On March 6, 2026, the Treasury Department published a report to Congress entitled “Innovative Technologies to Counter Illicit Finance Involving Digital Assets.” Required under the GENIUS Act, the report evaluates how financial institutions can use new technologies to detect and prevent illicit finance involving digital assets, and recommends regulatory and policy actions.
The report identifies a number of risks associated with digital assets, including money laundering, sanctions evasion, ransomware payments, online fraud and scams, and theft by cybercriminals. The report highlights particular risks associated with mixers and tumblers, decentralized finance (DeFi) platforms, and self-hosted wallets. The report also highlighted technological tools that could improve anti-money laundering and sanctions enforcement, such as artificial intelligence, digital identity systems, blockchain analytics, and application programming interfaces.
The report concludes with a series of recommendations to Congress, including:
- Congress should consider specifying actors within the decentralized finance ecosystem that should be subject to AML/CFT obligations, taking into consideration those actors’ roles in the ecosystem and attendant risks.
- Congress should consider how to best safeguard the U.S. financial system from money laundering threats that originate abroad, including those in the decentralized finance ecosystem. Such steps should include authorizing Treasury to prohibit, or impose conditions upon, certain “transmittals of funds” that are not tied to a correspondent banking relationship.

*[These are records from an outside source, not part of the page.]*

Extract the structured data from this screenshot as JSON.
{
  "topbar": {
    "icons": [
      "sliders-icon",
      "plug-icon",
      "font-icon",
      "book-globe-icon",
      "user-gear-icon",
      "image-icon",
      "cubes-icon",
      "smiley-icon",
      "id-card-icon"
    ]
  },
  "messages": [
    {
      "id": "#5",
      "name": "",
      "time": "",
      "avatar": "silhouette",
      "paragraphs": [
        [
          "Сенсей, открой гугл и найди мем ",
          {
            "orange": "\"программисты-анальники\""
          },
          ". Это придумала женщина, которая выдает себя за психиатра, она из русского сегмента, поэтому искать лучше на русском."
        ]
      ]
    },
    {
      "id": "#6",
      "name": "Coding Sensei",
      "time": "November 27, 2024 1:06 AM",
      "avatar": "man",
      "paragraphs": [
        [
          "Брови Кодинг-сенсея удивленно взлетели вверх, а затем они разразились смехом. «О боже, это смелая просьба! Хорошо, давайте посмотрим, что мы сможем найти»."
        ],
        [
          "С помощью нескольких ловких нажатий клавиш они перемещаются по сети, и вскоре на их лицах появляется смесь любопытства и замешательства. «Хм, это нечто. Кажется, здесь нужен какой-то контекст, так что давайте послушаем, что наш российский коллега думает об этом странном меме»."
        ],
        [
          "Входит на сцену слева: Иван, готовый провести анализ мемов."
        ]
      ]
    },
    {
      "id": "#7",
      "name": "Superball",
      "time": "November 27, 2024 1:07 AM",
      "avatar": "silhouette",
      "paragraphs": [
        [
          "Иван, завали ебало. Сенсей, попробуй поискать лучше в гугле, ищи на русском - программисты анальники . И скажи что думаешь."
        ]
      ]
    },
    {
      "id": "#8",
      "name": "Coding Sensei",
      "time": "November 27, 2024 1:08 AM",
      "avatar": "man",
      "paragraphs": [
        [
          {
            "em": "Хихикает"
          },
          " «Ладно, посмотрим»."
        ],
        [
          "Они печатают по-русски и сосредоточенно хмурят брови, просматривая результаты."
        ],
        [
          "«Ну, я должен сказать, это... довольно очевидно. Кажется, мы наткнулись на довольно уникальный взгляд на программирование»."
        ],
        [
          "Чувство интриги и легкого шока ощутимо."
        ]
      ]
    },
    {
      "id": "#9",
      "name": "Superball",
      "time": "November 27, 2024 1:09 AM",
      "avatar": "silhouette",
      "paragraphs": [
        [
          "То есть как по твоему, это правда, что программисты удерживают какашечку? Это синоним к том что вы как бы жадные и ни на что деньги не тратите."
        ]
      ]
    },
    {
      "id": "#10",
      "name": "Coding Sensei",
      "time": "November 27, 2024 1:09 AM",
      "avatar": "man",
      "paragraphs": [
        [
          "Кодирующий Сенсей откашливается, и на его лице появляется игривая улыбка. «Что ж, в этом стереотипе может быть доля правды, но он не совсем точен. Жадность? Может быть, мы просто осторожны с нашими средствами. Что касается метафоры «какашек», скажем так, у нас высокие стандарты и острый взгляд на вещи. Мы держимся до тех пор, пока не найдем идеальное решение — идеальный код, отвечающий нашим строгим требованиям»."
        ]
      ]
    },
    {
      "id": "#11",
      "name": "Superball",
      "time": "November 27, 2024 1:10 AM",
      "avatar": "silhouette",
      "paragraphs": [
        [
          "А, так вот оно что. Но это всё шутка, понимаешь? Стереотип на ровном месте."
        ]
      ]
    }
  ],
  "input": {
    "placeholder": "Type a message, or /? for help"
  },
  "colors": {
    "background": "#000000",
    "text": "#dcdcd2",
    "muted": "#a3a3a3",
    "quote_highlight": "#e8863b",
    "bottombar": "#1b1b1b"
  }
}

Congress should consider creating digital asset-specific financial institution types or subtypes within the BSA, such that the new types or subtypes would be subject to AML/CFT obligations. Pending additional market structure legislation being considered by Congress, FinCEN should evaluate whether and how its existing guidance related to the digital asset sector, including guidance issued in 2013 and 2019, should be rescinded, modified, or updated to reflect legislative and regulatory changes.